My Valentine’s Date With BUTCH FATALE

A few months back, I ploughed through Jungle Street by Don Elliott. Elliott (the pseudonym of SF master Robert Silverberg) wrote numerous smutty novels (such as Escape To Sindom, Sex Gang and Party Girl), the kind which once flooded the market with their lurid pulp covers of half-naked buxotics either frolicking with strapping young men or running from them.

Having only read Jungle Street, I am only marginally informed as to the levels of sex in his work, but I found the book to be tamer than expected, particularly as this vintage ‘70s edition came with a label from the Victorian Government on the front warning me about the lascivious and possibly moral-corrupting content within. I enjoyed the hell out of it, I must say, in a real guilty-pleasure kind of way, and got to wondering what happened to this kind of fiction, this kind of tough guy pulp softcore, where boobs bounce mightily under tight sweaters and amoral male protagonists get as much action, literally and figuratively, as possible.

Anthony Neil Smith (All The Young Warriors) just put up a great blog at the Blasted Heathens site, where he likens his e-reader to a Pulp Machine. Discussing the good ol’ days of classic pulp novels and comparing them to now, he says:

“Those books made reading feel subversive and dangerous, even if it was just the packaging in some cases. And I’m getting that feeling now, I’m sure. Ebooks have tapped into that same energy. The critics can rage, call it a fad, call it non-serious, call it an affront to literature, call it all sorts of vile shit, but the readers don’t give one flying juicy fuck about any of that. They like reading this way.”

Neil’s a smart guy. He’s also on to something. I’ve got my sandwich board painted up already:

The New Pulp Onslaught Is Coming.

Johnny (Dove Season) Shaw’s got Blood & Tacos about to debut, a quarterly pulp homage to tough-guy fiction of the ‘70s and ‘80s, for example.  And then Christa Faust (Money Shot, Choke Hold, Hoodtown) sends me her new e-book, Butch Fatale, Dyke Dick: Double-D Double Cross and, hallelujah, the Pulp Machine theory is in full bloom.

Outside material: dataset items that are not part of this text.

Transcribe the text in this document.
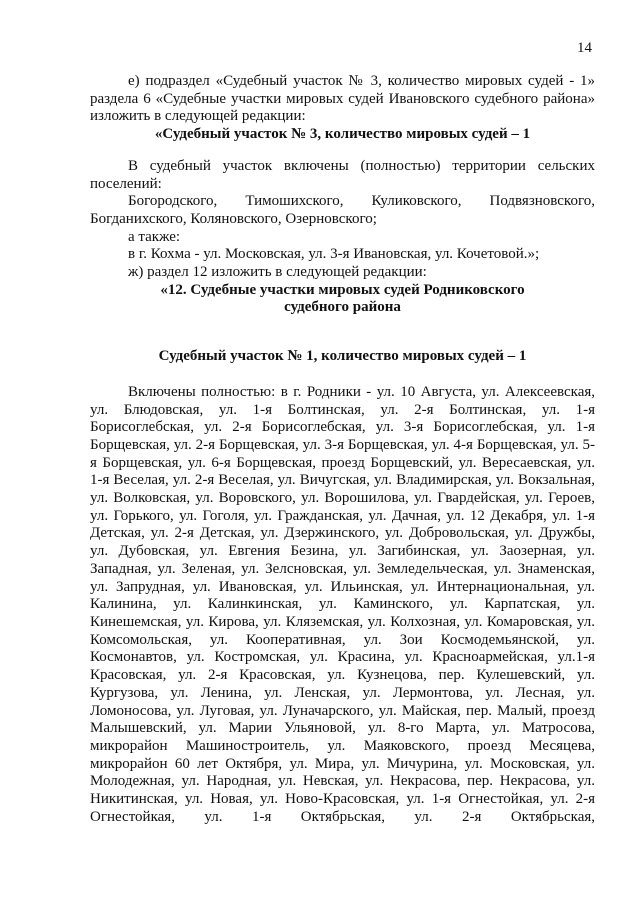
14

е) подраздел «Судебный участок № 3, количество мировых судей - 1» раздела 6 «Судебные участки мировых судей Ивановского судебного района» изложить в следующей редакции:

«Судебный участок № 3, количество мировых судей – 1

В судебный участок включены (полностью) территории сельских поселений:

Богородского, Тимошихского, Куликовского, Подвязновского, Богданихского, Коляновского, Озерновского;

а также:

в г. Кохма - ул. Московская, ул. 3-я Ивановская, ул. Кочетовой.»;

ж) раздел 12 изложить в следующей редакции:

«12. Судебные участки мировых судей Родниковского

судебного района

Судебный участок № 1, количество мировых судей – 1

Включены полностью: в г. Родники - ул. 10 Августа, ул. Алексеевская, ул. Блюдовская, ул. 1-я Болтинская, ул. 2-я Болтинская, ул. 1-я Борисоглебская, ул. 2-я Борисоглебская, ул. 3-я Борисоглебская, ул. 1-я Борщевская, ул. 2-я Борщевская, ул. 3-я Борщевская, ул. 4-я Борщевская, ул. 5-я Борщевская, ул. 6-я Борщевская, проезд Борщевский, ул. Вересаевская, ул. 1-я Веселая, ул. 2-я Веселая, ул. Вичугская, ул. Владимирская, ул. Вокзальная, ул. Волковская, ул. Воровского, ул. Ворошилова, ул. Гвардейская, ул. Героев, ул. Горького, ул. Гоголя, ул. Гражданская, ул. Дачная, ул. 12 Декабря, ул. 1-я Детская, ул. 2-я Детская, ул. Дзержинского, ул. Добровольская, ул. Дружбы, ул. Дубовская, ул. Евгения Безина, ул. Загибинская, ул. Заозерная, ул. Западная, ул. Зеленая, ул. Зелсновская, ул. Земледельческая, ул. Знаменская, ул. Запрудная, ул. Ивановская, ул. Ильинская, ул. Интернациональная, ул. Калинина, ул. Калинкинская, ул. Каминского, ул. Карпатская, ул. Кинешемская, ул. Кирова, ул. Кляземская, ул. Колхозная, ул. Комаровская, ул. Комсомольская, ул. Кооперативная, ул. Зои Космодемьянской, ул. Космонавтов, ул. Костромская, ул. Красина, ул. Красноармейская, ул.1-я Красовская, ул. 2-я Красовская, ул. Кузнецова, пер. Кулешевский, ул. Кургузова, ул. Ленина, ул. Ленская, ул. Лермонтова, ул. Лесная, ул. Ломоносова, ул. Луговая, ул. Луначарского, ул. Майская, пер. Малый, проезд Малышевский, ул. Марии Ульяновой, ул. 8-го Марта, ул. Матросова, микрорайон Машиностроитель, ул. Маяковского, проезд Месяцева, микрорайон 60 лет Октября, ул. Мира, ул. Мичурина, ул. Московская, ул. Молодежная, ул. Народная, ул. Невская, ул. Некрасова, пер. Некрасова, ул. Никитинская, ул. Новая, ул. Ново-Красовская, ул. 1-я Огнестойкая, ул. 2-я Огнестойкая, ул. 1-я Октябрьская, ул. 2-я Октябрьская,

It would be really easy to dismiss Butch Fatale as just some silly piece of smut after the first chapter. Roberta “Butch” Fatale gets a saucy new client, a flame from her past (appropriately named Diversity), and before you know it, the strap-on is strapped on and here we go. It’s pretty much a primer for what’s to come: this butch dyke fucking lots of chicks, a cornucopia of female flesh that Faust (noted fetishist herself) has built for, one suspects, her own amusement as much as her readers’, in ways that would likely make Don Elliott turn beet red. But don’t be fooled — each one of these characters in this female-dominated fuck-fest is different from the last, is well-drawn, well-rounded (pardon the pun), and with her own personality. There’s a remarkably large supporting cast at work in this book and one wonders how Faust found the time to cram them all in between the sex. Aged film noir starlets, high class call girls, cops, ex-army chicks, each finds a home in the book and each is her own person.

Truly though, come for the sex and the fascinating dames and stay for the plot. We are dealing with an author nominated for the holy trinity of The Edgar, Anthony and Barry Awards, after all. Christa Faust knows her shit. There’s way more going on there than sex toys and massive expanses of cleavage.  Butch, investigating the disappearance of her ex-lover’s new lover is drawn into a neat little web of a plot that features not only the characters listed above but also a very dangerous Armenian watch maker and his goons. Sure, it’s silly but it’s a lot of fun and it’s funny and that’s pretty much the point.

And then there’s Butch herself – daughter of an ex-boxer, herself an ex-cop, she walks around with a swagger and a giant libido but also a big heart and a loyalty to her friends and lovers. The argument could be made, I suppose, that with Butch being so butch, it defeats the purpose of having a lesbian PI as a lead as we are in many ways dealing with a male headspace. But with the scrapes she gets into, no lipstick lesbian would really be up to the task.  Butch must be tough, fearless and eager to fuck – there’s no other way a book like this could work. If you took out all the sex, maybe, but the Pulp Machine needs sex. Plus if you did take it all out, it would just be yet another PI novel, and we have enough of those as it is, thanks very much. This is an updating of the Don Elliott model by way of Supervixens, just with the sex upped to 2012 levels and a female with a ravenous appetite for pussy in the lead instead of a male.

If you’ve ever heard Christa talk at an event, she’s often roped into discussions of sex in books and how much she hates what she calls the “cut to the billowing curtains,” where we have all the mushy build-up to the sex, but then we cut to the next scene before we see anybody get penetrated. I’m not sure if Butch Fatale was created in reaction to this, but the book is no piece of self-indulgence. It’s well-crafted, populated with a dizzying array of characters, has an intriguing mystery built into it and delivers exactly what it promises – more in fact – and I hope we get more adventures of Butch and her flesh-filled world in the future.